Search code examples
pythonmultiprocessingpython-multiprocessing

Why is executor.map from multiprocessing running the entire main again?


I have the following snippet below from a main.py script

------------------------------------------------------------------------------------------------

a bunch of code above with that has a write-to-disk process that was meant to be only run once
------------------------------------------------------------------------------------------------

context =  get_context('spawn')
someInitData1= context.Value('i', -1)
someInitData2= context.Value('i', 0)

with concurrent.futures.ProcessPoolExecutor(max_workers=4,
                                        mp_context=context,
                                        initializer=util.init_func, 
                                        initargs=(someInitData1,someInitData2)
                                       ) as executor:
        multiProcessResults= [x for x in executor.map(util.multi_process_job, 
                                           someArguments1,
                                           someArguments2,
                                          )]

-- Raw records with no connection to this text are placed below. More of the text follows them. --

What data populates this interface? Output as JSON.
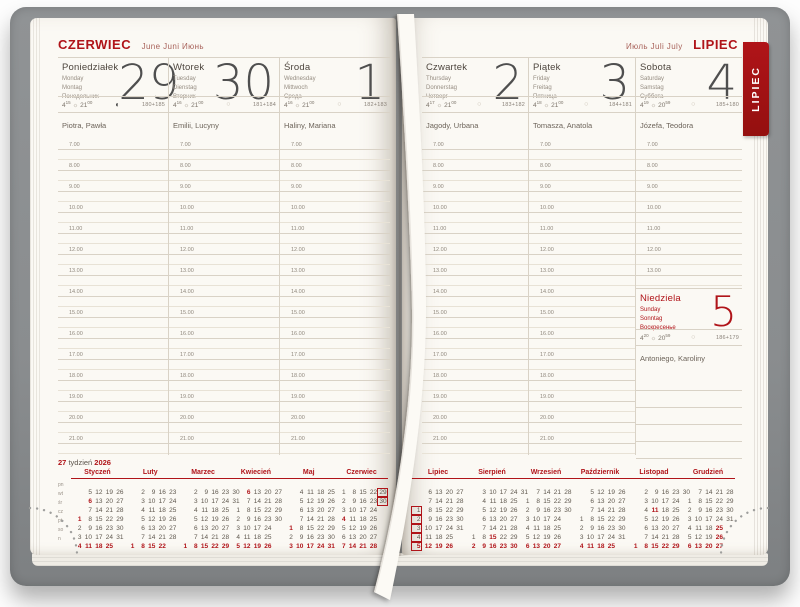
{
  "left_header": {
    "month": "CZERWIEC",
    "other_langs": "June Juni Июнь"
  },
  "right_header": {
    "other_langs": "Июль Juli July",
    "month": "LIPIEC"
  },
  "side_tab": {
    "label": "LIPIEC"
  },
  "week_footer": {
    "week": "27",
    "label": "tydzień",
    "year": "2026"
  },
  "icons": {
    "sun": "☼",
    "moon_marked": "◐",
    "moon_plain": "○"
  },
  "hour_labels_full": [
    "7.00",
    "8.00",
    "9.00",
    "10.00",
    "11.00",
    "12.00",
    "13.00",
    "14.00",
    "15.00",
    "16.00",
    "17.00",
    "18.00",
    "19.00",
    "20.00",
    "21.00"
  ],
  "hour_labels_sat": [
    "7.00",
    "8.00",
    "9.00",
    "10.00",
    "11.00",
    "12.00",
    "13.00"
  ],
  "days": [
    {
      "pl": "Poniedziałek",
      "en": "Monday",
      "de": "Montag",
      "ru": "Понедельник",
      "num": "29",
      "rise": [
        "4",
        "15"
      ],
      "set": [
        "21",
        "00"
      ],
      "moon": "◐",
      "count": "180+185",
      "nameday": "Piotra, Pawła",
      "hours": "full"
    },
    {
      "pl": "Wtorek",
      "en": "Tuesday",
      "de": "Dienstag",
      "ru": "Вторник",
      "num": "30",
      "rise": [
        "4",
        "16"
      ],
      "set": [
        "21",
        "00"
      ],
      "moon": "○",
      "count": "181+184",
      "nameday": "Emilii, Lucyny",
      "hours": "full"
    },
    {
      "pl": "Środa",
      "en": "Wednesday",
      "de": "Mittwoch",
      "ru": "Среда",
      "num": "1",
      "rise": [
        "4",
        "16"
      ],
      "set": [
        "21",
        "00"
      ],
      "moon": "○",
      "count": "182+183",
      "nameday": "Haliny, Mariana",
      "hours": "full"
    },
    {
      "pl": "Czwartek",
      "en": "Thursday",
      "de": "Donnerstag",
      "ru": "Четверг",
      "num": "2",
      "rise": [
        "4",
        "17"
      ],
      "set": [
        "21",
        "00"
      ],
      "moon": "○",
      "count": "183+182",
      "nameday": "Jagody, Urbana",
      "hours": "full"
    },
    {
      "pl": "Piątek",
      "en": "Friday",
      "de": "Freitag",
      "ru": "Пятница",
      "num": "3",
      "rise": [
        "4",
        "18"
      ],
      "set": [
        "21",
        "00"
      ],
      "moon": "○",
      "count": "184+181",
      "nameday": "Tomasza, Anatola",
      "hours": "full"
    },
    {
      "pl": "Sobota",
      "en": "Saturday",
      "de": "Samstag",
      "ru": "Суббота",
      "num": "4",
      "rise": [
        "4",
        "19"
      ],
      "set": [
        "20",
        "59"
      ],
      "moon": "○",
      "count": "185+180",
      "nameday": "Józefa, Teodora",
      "hours": "sat"
    }
  ],
  "sunday": {
    "pl": "Niedziela",
    "en": "Sunday",
    "de": "Sonntag",
    "ru": "Воскресенье",
    "num": "5",
    "rise": [
      "4",
      "20"
    ],
    "set": [
      "20",
      "59"
    ],
    "moon": "○",
    "count": "186+179",
    "nameday": "Antoniego, Karoliny",
    "rule_lines": 5
  },
  "mini": {
    "weekday_labels": [
      "pn",
      "wt",
      "śr",
      "cz",
      "pt",
      "so",
      "n"
    ],
    "left_months": [
      {
        "name": "Styczeń",
        "rows": [
          [
            "",
            "5",
            "12",
            "19",
            "26"
          ],
          [
            "",
            "6",
            "13",
            "20",
            "27"
          ],
          [
            "",
            "7",
            "14",
            "21",
            "28"
          ],
          [
            "1",
            "8",
            "15",
            "22",
            "29"
          ],
          [
            "2",
            "9",
            "16",
            "23",
            "30"
          ],
          [
            "3",
            "10",
            "17",
            "24",
            "31"
          ],
          [
            "4",
            "11",
            "18",
            "25"
          ]
        ],
        "red": [
          "1",
          "6",
          "4",
          "11",
          "18",
          "25"
        ],
        "box": []
      },
      {
        "name": "Luty",
        "rows": [
          [
            "",
            "2",
            "9",
            "16",
            "23"
          ],
          [
            "",
            "3",
            "10",
            "17",
            "24"
          ],
          [
            "",
            "4",
            "11",
            "18",
            "25"
          ],
          [
            "",
            "5",
            "12",
            "19",
            "26"
          ],
          [
            "",
            "6",
            "13",
            "20",
            "27"
          ],
          [
            "",
            "7",
            "14",
            "21",
            "28"
          ],
          [
            "1",
            "8",
            "15",
            "22"
          ]
        ],
        "red": [
          "1",
          "8",
          "15",
          "22"
        ],
        "box": []
      },
      {
        "name": "Marzec",
        "rows": [
          [
            "",
            "2",
            "9",
            "16",
            "23",
            "30"
          ],
          [
            "",
            "3",
            "10",
            "17",
            "24",
            "31"
          ],
          [
            "",
            "4",
            "11",
            "18",
            "25"
          ],
          [
            "",
            "5",
            "12",
            "19",
            "26"
          ],
          [
            "",
            "6",
            "13",
            "20",
            "27"
          ],
          [
            "",
            "7",
            "14",
            "21",
            "28"
          ],
          [
            "1",
            "8",
            "15",
            "22",
            "29"
          ]
        ],
        "red": [
          "1",
          "8",
          "15",
          "22",
          "29"
        ],
        "box": []
      },
      {
        "name": "Kwiecień",
        "rows": [
          [
            "",
            "6",
            "13",
            "20",
            "27"
          ],
          [
            "",
            "7",
            "14",
            "21",
            "28"
          ],
          [
            "1",
            "8",
            "15",
            "22",
            "29"
          ],
          [
            "2",
            "9",
            "16",
            "23",
            "30"
          ],
          [
            "3",
            "10",
            "17",
            "24"
          ],
          [
            "4",
            "11",
            "18",
            "25"
          ],
          [
            "5",
            "12",
            "19",
            "26"
          ]
        ],
        "red": [
          "6",
          "5",
          "12",
          "19",
          "26"
        ],
        "box": []
      },
      {
        "name": "Maj",
        "rows": [
          [
            "",
            "4",
            "11",
            "18",
            "25"
          ],
          [
            "",
            "5",
            "12",
            "19",
            "26"
          ],
          [
            "",
            "6",
            "13",
            "20",
            "27"
          ],
          [
            "",
            "7",
            "14",
            "21",
            "28"
          ],
          [
            "1",
            "8",
            "15",
            "22",
            "29"
          ],
          [
            "2",
            "9",
            "16",
            "23",
            "30"
          ],
          [
            "3",
            "10",
            "17",
            "24",
            "31"
          ]
        ],
        "red": [
          "1",
          "3",
          "10",
          "17",
          "24",
          "31"
        ],
        "box": []
      },
      {
        "name": "Czerwiec",
        "rows": [
          [
            "1",
            "8",
            "15",
            "22",
            "29"
          ],
          [
            "2",
            "9",
            "16",
            "23",
            "30"
          ],
          [
            "3",
            "10",
            "17",
            "24"
          ],
          [
            "4",
            "11",
            "18",
            "25"
          ],
          [
            "5",
            "12",
            "19",
            "26"
          ],
          [
            "6",
            "13",
            "20",
            "27"
          ],
          [
            "7",
            "14",
            "21",
            "28"
          ]
        ],
        "red": [
          "4",
          "7",
          "14",
          "21",
          "28"
        ],
        "box": [
          "29",
          "30"
        ]
      }
    ],
    "right_months": [
      {
        "name": "Lipiec",
        "rows": [
          [
            "",
            "6",
            "13",
            "20",
            "27"
          ],
          [
            "",
            "7",
            "14",
            "21",
            "28"
          ],
          [
            "1",
            "8",
            "15",
            "22",
            "29"
          ],
          [
            "2",
            "9",
            "16",
            "23",
            "30"
          ],
          [
            "3",
            "10",
            "17",
            "24",
            "31"
          ],
          [
            "4",
            "11",
            "18",
            "25"
          ],
          [
            "5",
            "12",
            "19",
            "26"
          ]
        ],
        "red": [
          "5",
          "12",
          "19",
          "26"
        ],
        "box": [
          "1",
          "2",
          "3",
          "4",
          "5"
        ]
      },
      {
        "name": "Sierpień",
        "rows": [
          [
            "",
            "3",
            "10",
            "17",
            "24",
            "31"
          ],
          [
            "",
            "4",
            "11",
            "18",
            "25"
          ],
          [
            "",
            "5",
            "12",
            "19",
            "26"
          ],
          [
            "",
            "6",
            "13",
            "20",
            "27"
          ],
          [
            "",
            "7",
            "14",
            "21",
            "28"
          ],
          [
            "1",
            "8",
            "15",
            "22",
            "29"
          ],
          [
            "2",
            "9",
            "16",
            "23",
            "30"
          ]
        ],
        "red": [
          "15",
          "2",
          "9",
          "16",
          "23",
          "30"
        ],
        "box": []
      },
      {
        "name": "Wrzesień",
        "rows": [
          [
            "",
            "7",
            "14",
            "21",
            "28"
          ],
          [
            "1",
            "8",
            "15",
            "22",
            "29"
          ],
          [
            "2",
            "9",
            "16",
            "23",
            "30"
          ],
          [
            "3",
            "10",
            "17",
            "24"
          ],
          [
            "4",
            "11",
            "18",
            "25"
          ],
          [
            "5",
            "12",
            "19",
            "26"
          ],
          [
            "6",
            "13",
            "20",
            "27"
          ]
        ],
        "red": [
          "6",
          "13",
          "20",
          "27"
        ],
        "box": []
      },
      {
        "name": "Październik",
        "rows": [
          [
            "",
            "5",
            "12",
            "19",
            "26"
          ],
          [
            "",
            "6",
            "13",
            "20",
            "27"
          ],
          [
            "",
            "7",
            "14",
            "21",
            "28"
          ],
          [
            "1",
            "8",
            "15",
            "22",
            "29"
          ],
          [
            "2",
            "9",
            "16",
            "23",
            "30"
          ],
          [
            "3",
            "10",
            "17",
            "24",
            "31"
          ],
          [
            "4",
            "11",
            "18",
            "25"
          ]
        ],
        "red": [
          "4",
          "11",
          "18",
          "25"
        ],
        "box": []
      },
      {
        "name": "Listopad",
        "rows": [
          [
            "",
            "2",
            "9",
            "16",
            "23",
            "30"
          ],
          [
            "",
            "3",
            "10",
            "17",
            "24"
          ],
          [
            "",
            "4",
            "11",
            "18",
            "25"
          ],
          [
            "",
            "5",
            "12",
            "19",
            "26"
          ],
          [
            "",
            "6",
            "13",
            "20",
            "27"
          ],
          [
            "",
            "7",
            "14",
            "21",
            "28"
          ],
          [
            "1",
            "8",
            "15",
            "22",
            "29"
          ]
        ],
        "red": [
          "1",
          "11",
          "8",
          "15",
          "22",
          "29"
        ],
        "box": []
      },
      {
        "name": "Grudzień",
        "rows": [
          [
            "",
            "7",
            "14",
            "21",
            "28"
          ],
          [
            "1",
            "8",
            "15",
            "22",
            "29"
          ],
          [
            "2",
            "9",
            "16",
            "23",
            "30"
          ],
          [
            "3",
            "10",
            "17",
            "24",
            "31"
          ],
          [
            "4",
            "11",
            "18",
            "25"
          ],
          [
            "5",
            "12",
            "19",
            "26"
          ],
          [
            "6",
            "13",
            "20",
            "27"
          ]
        ],
        "red": [
          "25",
          "26",
          "6",
          "13",
          "20",
          "27"
        ],
        "box": []
      }
    ]
  },
  "colors": {
    "accent": "#b01419",
    "cover": "#8b8e90",
    "page": "#fbf9f4",
    "line": "#d9d2c6",
    "line_light": "#e8e2d6",
    "ribbon": "#fcfaf5"
  }
}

I intend only to have util.multi_process_job be parallelized with multiprocessing. Although, for some reason, with this snippet, all of the code in my main.py get's repeated from the beginning and in parallel as a new process by the workers.

What is strange to me is that the following snippet works fine for my needs when I run it via jupyter notebook. Only the specified function runs. The problem only occurs when I convert the ipnyb file to .py file and run it as a regular python script on a linux machine.


Solution

  • The problem is here:

    context = get_context('spawn')
    

    ...wherein you're forcing a mode that's compatible with Windows, but creates each new process as a completely new copy of Python. Consequently, those new processes need to import your module separately; thus they rerun any code that's invoked on import.

    To avoid this, use get_context('fork') to make each new process be a copy of your existing Python process, with all the prior state (like the modules already loaded and cached in memory) available.


    Alternately, you can put all your top-level code inside an if __name__ == '__main__': gate, so it only runs when your script is executed, but not when it's imported.